Extrabudgetary funds
Accounts held by government bodies but not included in the governmental budget; expenditures from such accounts are often financed by earmarked revenues or user fees and charges.

Organic budget law
A law specifying the schedule and procedures by which the budget should be prepared, approved, executed, accounted for, and final accounts submitted for approval.

Outturn
Actual revenues and outlays on expenditures.

Payment order
Authorization for payment against a bill or invoice made by officials of line ministries, the ministry of finance, and others.

Planning reserve
A small portion of total planned budget expenditure that is (notionally) set aside by the ministry of finance before the budget is formulated, and then allocated to budget line items by the cabinet according to perceived policy priorities on individual sectors, programs, etc.

Provisional appropriation
Legislation that permits an expenditure to get under way before the actual budget appropriation, without any further authorization procedures. This is most commonly used at the start of the fiscal year (e.g., when the legislature has not yet finalized the budget).

Quasi-fiscal operations
Activities of the central bank (or possibly other state-owned financial or nonfinancial enterprises) that are in nature similar to fiscal actions pursued by the government. Although undertaken at the direction of the government, they are usually financed by the banks or state enterprises but not included in the government's budget. Examples include credit to commodity boards (or other entities) at below-market interest rates, and central bank expenditures on the bailout of failing banks.

Reconciliation
Usually, the process of checking payment orders issued by a government agency against actual payments according to bank statements; (reconciliation can also apply to other stages of the expenditure process, such as commitments made and payment orders issued).

Special accounts
Accounts recording transactions of an "exceptional" character that are made outside the normal procedures for expenditure approval and recording; many refer to temporary accounts (such as advances), or to transactions whose authority is questionable or to the accounts of formal extrabudgetary funds or "below-the-line" accounts.

Special funds
Usually similar to extrabudgetary funds, but sometimes refer to funds financed by earmarked revenues/user charges that are within the government's budget.

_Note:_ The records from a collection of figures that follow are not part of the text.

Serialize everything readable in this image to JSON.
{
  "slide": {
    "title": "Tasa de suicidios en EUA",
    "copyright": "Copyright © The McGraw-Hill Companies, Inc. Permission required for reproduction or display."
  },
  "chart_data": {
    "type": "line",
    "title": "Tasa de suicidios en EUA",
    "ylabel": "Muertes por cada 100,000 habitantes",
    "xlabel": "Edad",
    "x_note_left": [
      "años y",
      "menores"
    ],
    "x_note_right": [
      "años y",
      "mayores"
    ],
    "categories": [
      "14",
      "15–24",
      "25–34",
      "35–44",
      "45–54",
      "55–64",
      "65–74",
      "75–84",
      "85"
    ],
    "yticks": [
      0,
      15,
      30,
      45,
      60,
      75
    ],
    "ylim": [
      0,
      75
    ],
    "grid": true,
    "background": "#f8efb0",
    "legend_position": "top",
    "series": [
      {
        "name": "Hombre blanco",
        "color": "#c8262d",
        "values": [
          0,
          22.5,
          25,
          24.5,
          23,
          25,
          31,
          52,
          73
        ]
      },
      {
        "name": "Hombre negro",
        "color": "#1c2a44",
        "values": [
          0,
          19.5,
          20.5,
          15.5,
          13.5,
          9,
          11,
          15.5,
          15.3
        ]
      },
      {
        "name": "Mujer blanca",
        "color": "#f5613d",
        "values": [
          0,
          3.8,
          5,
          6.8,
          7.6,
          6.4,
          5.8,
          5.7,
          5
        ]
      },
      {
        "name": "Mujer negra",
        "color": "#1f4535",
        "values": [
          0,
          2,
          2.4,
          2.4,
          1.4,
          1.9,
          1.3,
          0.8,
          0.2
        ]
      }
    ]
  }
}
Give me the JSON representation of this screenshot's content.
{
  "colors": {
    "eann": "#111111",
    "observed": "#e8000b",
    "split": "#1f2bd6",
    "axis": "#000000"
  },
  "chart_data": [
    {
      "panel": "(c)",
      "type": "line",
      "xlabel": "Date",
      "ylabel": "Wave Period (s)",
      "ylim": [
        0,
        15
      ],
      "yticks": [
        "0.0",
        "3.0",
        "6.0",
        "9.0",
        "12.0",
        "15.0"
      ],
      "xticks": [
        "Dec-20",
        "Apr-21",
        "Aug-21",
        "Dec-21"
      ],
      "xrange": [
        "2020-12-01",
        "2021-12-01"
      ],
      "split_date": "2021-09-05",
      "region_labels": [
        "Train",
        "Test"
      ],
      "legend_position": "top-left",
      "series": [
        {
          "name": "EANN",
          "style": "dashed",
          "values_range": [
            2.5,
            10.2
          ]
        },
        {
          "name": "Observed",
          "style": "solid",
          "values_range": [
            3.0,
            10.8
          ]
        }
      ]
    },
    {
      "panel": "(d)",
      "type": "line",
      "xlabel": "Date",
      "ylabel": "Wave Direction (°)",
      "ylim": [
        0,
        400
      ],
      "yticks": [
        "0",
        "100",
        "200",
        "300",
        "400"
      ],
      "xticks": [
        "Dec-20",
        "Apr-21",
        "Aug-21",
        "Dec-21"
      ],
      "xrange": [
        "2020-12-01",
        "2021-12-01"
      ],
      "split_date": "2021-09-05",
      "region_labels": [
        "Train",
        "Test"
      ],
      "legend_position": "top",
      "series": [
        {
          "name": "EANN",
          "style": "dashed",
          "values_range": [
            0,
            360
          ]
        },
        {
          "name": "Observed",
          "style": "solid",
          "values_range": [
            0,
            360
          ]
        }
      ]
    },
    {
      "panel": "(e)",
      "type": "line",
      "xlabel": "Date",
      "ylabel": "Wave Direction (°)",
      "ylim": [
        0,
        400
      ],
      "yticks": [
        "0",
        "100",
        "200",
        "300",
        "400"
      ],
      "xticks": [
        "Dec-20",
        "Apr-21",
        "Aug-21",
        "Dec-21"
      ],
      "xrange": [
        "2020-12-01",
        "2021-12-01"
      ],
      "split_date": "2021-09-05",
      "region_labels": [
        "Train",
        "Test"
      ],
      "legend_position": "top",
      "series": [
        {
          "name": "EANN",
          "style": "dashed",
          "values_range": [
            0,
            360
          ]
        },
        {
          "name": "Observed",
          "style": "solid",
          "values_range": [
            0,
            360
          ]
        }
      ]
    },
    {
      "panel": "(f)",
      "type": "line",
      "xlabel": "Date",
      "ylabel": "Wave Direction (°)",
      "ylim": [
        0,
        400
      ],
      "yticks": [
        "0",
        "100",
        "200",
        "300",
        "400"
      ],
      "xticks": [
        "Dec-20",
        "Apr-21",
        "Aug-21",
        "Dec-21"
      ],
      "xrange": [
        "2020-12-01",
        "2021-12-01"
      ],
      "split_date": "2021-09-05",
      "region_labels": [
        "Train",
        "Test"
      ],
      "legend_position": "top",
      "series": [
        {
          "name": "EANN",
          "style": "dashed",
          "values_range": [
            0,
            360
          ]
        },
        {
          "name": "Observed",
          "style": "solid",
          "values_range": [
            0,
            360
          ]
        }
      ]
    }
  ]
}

Supplementary appropriation
Legislation passed during the budget year to provide for expenditures additional to the original budget.

Suspense accounts
A type of special temporary account used to record balances, or correct mistakes in amounts, that have not yet been "posted" to the relevant line item. Such transactions often include payments of adjustable advances, until the final amount chargeable is known.

Verification
Once a bill for goods or services has been received, the relevant line ministry/spending agency must confirm that the bill is correct and that the goods or services have in fact been received. At this point, the bill becomes a liability of the public sector; in accrual accounting terms, an expenditure is recognized even though the bill has not yet been paid.

Virement
The process of transferring expenditure provision from one line item to another during the budget year. To prevent misuse of funds, spending agencies must normally go through administrative procedures to obtain permission to make such a transfer.

Warrant
A release of all, or more commonly a part, of the total annual appropriation on a quarterly or monthly basis that allows a line ministry or spending agency to review commitments.